Communications would be through a whole bunch of hunter’s walkie-talkies, since phones didn’t always work up in the deep valleys. One guy suggested that the slower climbers—“You know who you are”—stay behind to look after the vehicles. “These hillbillies, if they thought they were gonna lose the dogs, they’d come down and slash our tires, or worse.”

“Whatever happens to the vehicles, don’t go shooting anybody,” he said. “If you’re watching the trucks, and anybody gives you trouble, you yell for help and we’ll come running.”

Virgil explained how the process would work: “This is basically just a search of public property. Before last night’s meth lab raid, the federal agents did quite a bit of research, in an effort to find out who would be legally responsible for the meth lab — who the landowner would be. As it turns out, the privately owned land involves fairly compact tracts bordering on the road, and going no more than a couple hundred yards back. The forest land along most of the top and sides of the valley is state forest. So we’ll be on public land. We’ll spread out across from it, with me in the center and Bongo at the top near the bluffs, and Johnson Johnson at the bottom, along the edge of the privately owned land. We’ll climb up from the shoulder of the highway, so we never cross private land. And, by doing it that way, we might surprise somebody. That’s gonna be a tough climb though, so if any of you people have heart problems…”

* * *

When all was said and done, two of the guys opted to stay with the cars. The rest were prepared to climb. With that all settled, they loaded into their pickups and SUVs and trucked on up Highway 26 in a caravan.

Virgil led them to the shoulder of the road, and after the car-watchers were subtracted, nine of them began climbing the steep hill just south of the entrance to the valley. The hill was roughly as high as the Washington Monument, climbing through weeds and sumac and, higher up, scrubby oaks and then full-sized oaks. When they got into the tree line, Virgil called for a rest, and they sat on the hill and looked out over the Mississippi, and didn’t talk much. Virgil gave them ten full minutes, and then they resumed the climb. They stopped once more, for another ten minutes, talking via the walkie-talkies to the trucks below.

Another ten minutes saw them to the top of the hill at the end of the valley; there would be more hill to climb later, but at the moment they walked single file, bunched too close for a combat patrol, over the edge to the downhill slope of the south valley wall.

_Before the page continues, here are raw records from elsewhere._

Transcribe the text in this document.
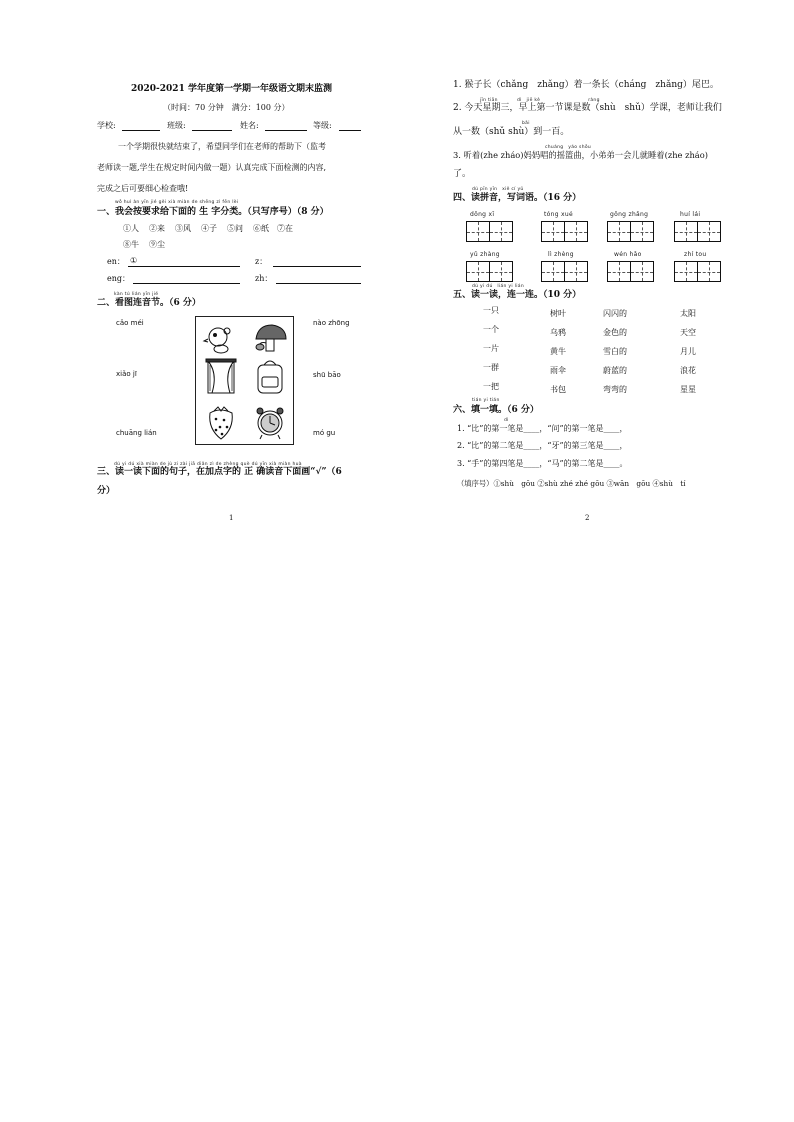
2020-2021 学年度第一学期一年级语文期末监测
（时间：70 分钟　满分：100 分）
学校:	班级:	姓名:	等级:
一个学期很快就结束了，希望同学们在老师的帮助下（监考
老师读一题,学生在规定时间内做一题）认真完成下面检测的内容,
完成之后可要细心检查哦!
wǒ huì àn yīn jié gěi xià miàn de shēng zì fēn lèi
一、我会按要求给下面的 生 字分类。（只写序号）（8 分）
①人 ②来 ③风 ④子 ⑤问 ⑥纸 ⑦在
⑧牛 ⑨尘
en： ①	z：
eng：	zh：
kàn tú lián yīn jié
二、看图连音节。（6 分）
cǎo méi
xiǎo jī
chuāng lián
nào zhōng
shū bāo
mó gu
dú yi dú xià miàn de jù zi zài jiā diǎn zì de zhèng què dú yīn xià miàn huà
三、读一读下面的句子，在加点字的 正 确读音下面画“√”（6
分）
1
1. 猴子长（chǎng　zhǎng）着一条长（cháng　zhǎng）尾巴。
jīn tiān　　　　dì　jiē kè　　　　　　　　　　ràng
2. 今天星期三，早上第一节课是数（shù　shǔ）学课，老师让我们
bǎi
从一数（shǔ shù）到一百。
chuáng　yáo shǒu
3. 听着(zhe zháo)妈妈唱的摇篮曲，小弟弟一会儿就睡着(zhe zháo)
了。
dú pīn yīn　xiě cí yǔ
四、读拼音，写词语。（16 分）
dōng xī	tóng xué	gōng zhǎng	huí lái
yǔ zhàng	lì zhèng	wén hǎo	zhí tou
dú yi dú　lián yi lián
五、读一读，连一连。（10 分）
一只
一个
一片
一群
一把
树叶
乌鸦
黄牛
雨伞
书包
闪闪的
金色的
雪白的
蔚蓝的
弯弯的
太阳
天空
月儿
浪花
星星
tián yi tián
六、填一填。（6 分）
dì
1. “比”的第一笔是____，“问”的第一笔是____，
2. “比”的第二笔是____，“牙”的第三笔是____，
3. “手”的第四笔是____，“马”的第二笔是____。
（填序号）①shù　gōu ②shù zhé zhé gōu ③wān　gōu ④shù　tí
2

Virgil spread them out down the hill, with Johnson on the bottom and Bongo at the top. Virgil was in the middle, and they began walking west. They’d walked perhaps a quarter-mile when Bongo called and said, “Hey, we got something up here. Looks like a pen. Another twenty-five yards, right under that yellow bluff.”

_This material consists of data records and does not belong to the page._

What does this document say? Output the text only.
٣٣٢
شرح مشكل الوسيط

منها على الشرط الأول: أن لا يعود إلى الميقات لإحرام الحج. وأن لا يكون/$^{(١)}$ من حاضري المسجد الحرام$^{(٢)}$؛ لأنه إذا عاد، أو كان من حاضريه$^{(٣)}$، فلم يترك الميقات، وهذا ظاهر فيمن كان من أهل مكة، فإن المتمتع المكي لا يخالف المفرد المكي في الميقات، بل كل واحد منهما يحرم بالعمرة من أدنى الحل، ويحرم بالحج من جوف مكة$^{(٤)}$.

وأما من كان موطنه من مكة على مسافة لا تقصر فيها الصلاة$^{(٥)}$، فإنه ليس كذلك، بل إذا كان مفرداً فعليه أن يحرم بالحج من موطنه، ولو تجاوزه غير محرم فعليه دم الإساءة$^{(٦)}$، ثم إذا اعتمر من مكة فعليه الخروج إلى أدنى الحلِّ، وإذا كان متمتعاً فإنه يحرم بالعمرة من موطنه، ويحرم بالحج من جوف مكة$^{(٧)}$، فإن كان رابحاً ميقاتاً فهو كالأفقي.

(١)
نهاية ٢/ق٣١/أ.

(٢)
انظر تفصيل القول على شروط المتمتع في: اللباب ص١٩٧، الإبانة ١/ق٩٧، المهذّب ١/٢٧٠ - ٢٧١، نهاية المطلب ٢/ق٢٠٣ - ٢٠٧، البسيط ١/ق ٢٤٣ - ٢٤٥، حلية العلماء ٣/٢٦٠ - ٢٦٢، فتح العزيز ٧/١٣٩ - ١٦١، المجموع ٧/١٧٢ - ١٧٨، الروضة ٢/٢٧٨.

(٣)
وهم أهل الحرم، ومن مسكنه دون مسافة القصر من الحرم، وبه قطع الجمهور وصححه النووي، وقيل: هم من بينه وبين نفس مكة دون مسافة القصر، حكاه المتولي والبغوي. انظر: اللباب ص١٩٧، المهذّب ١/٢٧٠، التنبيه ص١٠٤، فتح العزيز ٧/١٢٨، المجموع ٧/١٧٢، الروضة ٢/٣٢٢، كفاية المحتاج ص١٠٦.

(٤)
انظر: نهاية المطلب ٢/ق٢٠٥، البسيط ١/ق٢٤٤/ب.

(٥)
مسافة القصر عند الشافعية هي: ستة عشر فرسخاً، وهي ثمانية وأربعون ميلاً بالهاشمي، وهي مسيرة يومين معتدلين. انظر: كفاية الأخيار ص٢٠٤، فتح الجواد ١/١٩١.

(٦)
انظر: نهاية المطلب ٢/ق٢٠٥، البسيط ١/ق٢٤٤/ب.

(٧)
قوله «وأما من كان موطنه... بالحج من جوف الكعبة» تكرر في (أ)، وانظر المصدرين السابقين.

Virgil got on his radio and said, “Okay, guys, let’s climb up to the bluff.”

They all began clumping up the hill, and could smell the cage before they got to it. When they got to the bluff, they found Bongo and the four guys who’d been above Virgil looking at a chain-link fence, a semicircle with the bluff forming the back side. Inside the wire was a lot of raw dirt, a lot of dog shit, and three beaten-up dogs who wobbled to their feet when they saw the men walking up to the fence. Scattered inside the fence were a bunch of plastic tubs; most were empty, the others contained some water.